I left church on Mother's Day, to take Avery to Brooke's, and I couldn't take my eyes off my daughter. I would glance in the rear view to look at her on the trip down, dancing and singing to the music. I watched her as we got there, loving her family and swimming. I listened to her that night read me chapter books and doing our "Mom and Me" journal and I felt SO blessed, and so in love with my daughter, that my attitude towards the situation changed instantly. How could I continue to be angry? After all, he gave me the most beautiful little girl there ever was. 

"Whatever you do Tuesday, Jenna, do for her." 

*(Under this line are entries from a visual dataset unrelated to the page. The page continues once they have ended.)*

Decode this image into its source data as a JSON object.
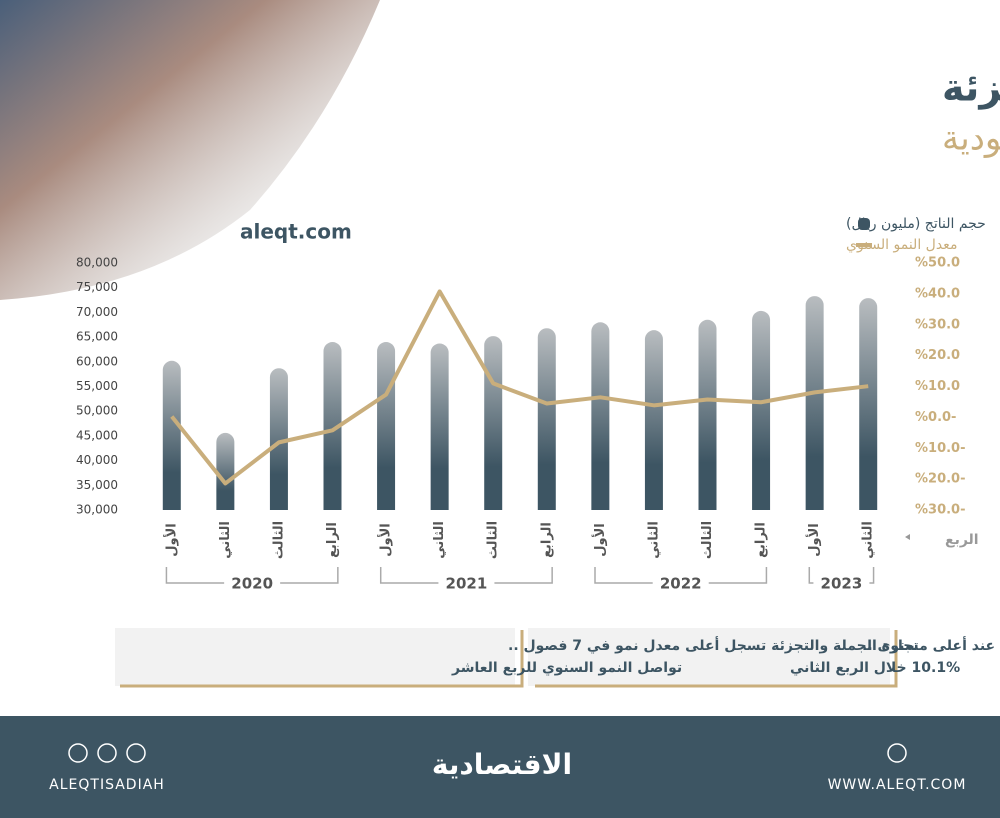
{
  "chart_data": {
    "type": "combo",
    "title": "حجم قطاع تجارة الجملة والتجزئة",
    "subtitle": "في السعودية",
    "source": "aleqt.com",
    "x_label": "الربع",
    "categories": [
      "الأول",
      "الثاني",
      "الثالث",
      "الرابع",
      "الأول",
      "الثاني",
      "الثالث",
      "الرابع",
      "الأول",
      "الثاني",
      "الثالث",
      "الرابع",
      "الأول",
      "الثاني"
    ],
    "groups": [
      {
        "label": "2020",
        "span": 4
      },
      {
        "label": "2021",
        "span": 4
      },
      {
        "label": "2022",
        "span": 4
      },
      {
        "label": "2023",
        "span": 2
      }
    ],
    "series": [
      {
        "name": "حجم الناتج (مليون ريال)",
        "type": "bar",
        "color": "#3d5563",
        "values": [
          60200,
          45600,
          58700,
          64000,
          64000,
          63700,
          65200,
          66800,
          68000,
          66400,
          68500,
          70300,
          73300,
          72900
        ]
      },
      {
        "name": "معدل النمو السنوي",
        "type": "line",
        "axis": "y2",
        "color": "#c9ae7c",
        "values": [
          0.3,
          -21.4,
          -8.1,
          -4.2,
          7.4,
          40.8,
          11,
          4.5,
          6.5,
          3.9,
          5.8,
          4.9,
          8.1,
          10.1
        ]
      }
    ],
    "ylim": [
      30000,
      80000
    ],
    "yticks": [
      {
        "value": 30000,
        "label": "30,000"
      },
      {
        "value": 35000,
        "label": "35,000"
      },
      {
        "value": 40000,
        "label": "40,000"
      },
      {
        "value": 45000,
        "label": "45,000"
      },
      {
        "value": 50000,
        "label": "50,000"
      },
      {
        "value": 55000,
        "label": "55,000"
      },
      {
        "value": 60000,
        "label": "60,000"
      },
      {
        "value": 65000,
        "label": "65,000"
      },
      {
        "value": 70000,
        "label": "70,000"
      },
      {
        "value": 75000,
        "label": "75,000"
      },
      {
        "value": 80000,
        "label": "80,000"
      }
    ],
    "y2lim": [
      -30,
      50
    ],
    "y2ticks": [
      {
        "value": -30,
        "label": "%30.0-"
      },
      {
        "value": -20,
        "label": "%20.0-"
      },
      {
        "value": -10,
        "label": "%10.0-"
      },
      {
        "value": 0,
        "label": "%0.0-"
      },
      {
        "value": 10,
        "label": "%10.0"
      },
      {
        "value": 20,
        "label": "%20.0"
      },
      {
        "value": 30,
        "label": "%30.0"
      },
      {
        "value": 40,
        "label": "%40.0"
      },
      {
        "value": 50,
        "label": "%50.0"
      }
    ]
  },
  "notes": [
    "مشاركة القطاع في الاقتصاد عند أعلى مستوى ..",
    "10.1% خلال الربع الثاني",
    "تجارة الجملة والتجزئة تسجل أعلى معدل نمو في 7 فصول ..",
    "تواصل النمو السنوي للربع العاشر"
  ],
  "footer": {
    "handle": "ALEQTISADIAH",
    "brand": "الاقتصادية",
    "website": "WWW.ALEQT.COM"
  }
}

And I did. In every aspect of this having to do with her welfare, I compromised (something I am terrible at) so that she could see her dad more, and so that we could both be in her life. I let go of the anger that kept me from wanting her to be apart from me, and kept being reminded of God's promise He made "I got this Jenna - really I do." And for her benefit, Jason and I were able to reach a great agreement that allows her flexibility and access to both of her parents. I got home and hugged her so tight and told her, "Do you have any idea how much I love you? Cause it's soooo much!" And I told her about how things would be changing and how much more she'd be able to see her dad. And she told me how much she loved me (something she does all the time) and how much she missed me today. We came home, and she's in my bed, asleep with her mouth slightly agape, dreaming of happy things, I hope. I don't feel like I gave anything away. I don't feel jipped. I feel incredible, like I have seen just how much I would do for her happiness, and that she has a mother, who she can look back on, who cared for her feelings more than her own. And who didn't hold onto bitterness that affected both of their lives negatively. 

As far as me personally, I see the world as my oyster right now. Do I wish my marriage ended? Absolutely not. Would I have rather we worked out our problems and stayed together? Absolutely. But since I didn't have a choice for those things, I have been faced with two new choices: stay stuck or move forward. I am choosing the latter and am happy about my ability to do so. It's not about what happens to us in life, it's about how we choose to handle it. That is so true. I'm not worried about him anymore and what his future looks like...I am focusing on me and what opportunities await around the horizon. Thank you God, for that promise.

This little girl - She and I are going places together. We are going to be just fine.